Tips help solve burglaries, lead to arrests

Published 1:39am Saturday, September 21, 2013

Something catches the corner of your eye and you think, “Huh. That doesn’t look right.”

It’s that thought that police hope you follow up on because it could mean the break they need to solve a crime.

Over the last few weeks, that’s exactly what has happened in several area cases. The first led to the resolution of nearly 20 area burglaries after an Andalusia man noticed his kids’ stolen four-wheeler sitting in a person’s yard. In the second case, a tip from a Florala citizen led to the arrest of two Florida residents who were allegedly operating a rolling meth lab in their vehicle. On Thursday, police were called when an alleged drug dealer who’d fled from police two days before was spotted hiding under a shed in the north part of the county.

Sheriff Dennis Meeks said it was that kind of community participation that can make the difference in solving a crime.

“I takes everyone in this county working together to combat the problem,” Meeks said. “Our officers and investigators are out every day working the cases we get in. I’ll tell you, we appreciate the citizens. Because when you live in a particular area, no one knows that area better than you do.

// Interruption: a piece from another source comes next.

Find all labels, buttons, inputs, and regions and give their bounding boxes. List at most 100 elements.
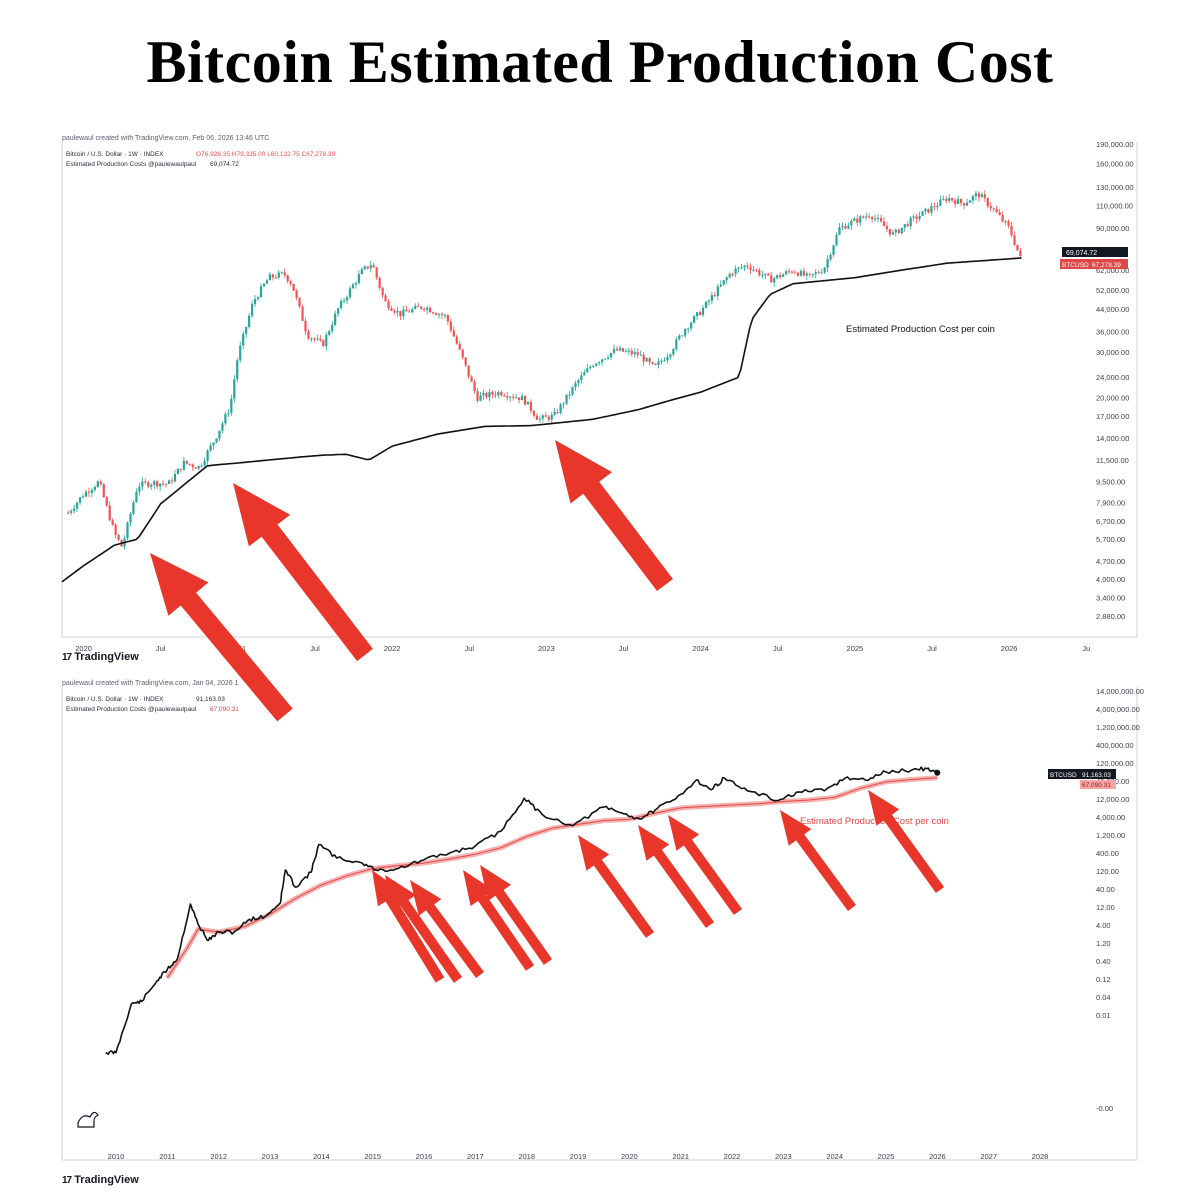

“I tell everyone if you see anything that doesn’t look right – a vehicle that doesn’t look like it belongs, call us so we can go out and see what’s going on,” he said.

Tips can be submitted anonymously by calling 427-4911.

The Andalusia Police Department’s assistant chief Mike Bowlan said that “eyes” are vitally important to combating crime in the city limits.

“There are only 30 police officers in the city limits of Andalusia,” he said. “That’s 60 eyes looking out for crime. The population is approximately 10,000 in Andalusia. That means there are about 20,000 eyes. We encourage every one of those sets to get involved. When you see something, allow the police to know about it. We’ll respond and come help.

“Be suspicious,” he said. “Neighbors should look out for neighbors. Police are charged with enforcing the laws, but the number (of officers) we have limits the crime we see. Citizen involvement helps the entire county as a whole.”

The APD recently became the first area law enforcement agency to use the smart phone application LiveSafe. It’s a free application that gives residents an immediate connection for communication information to police.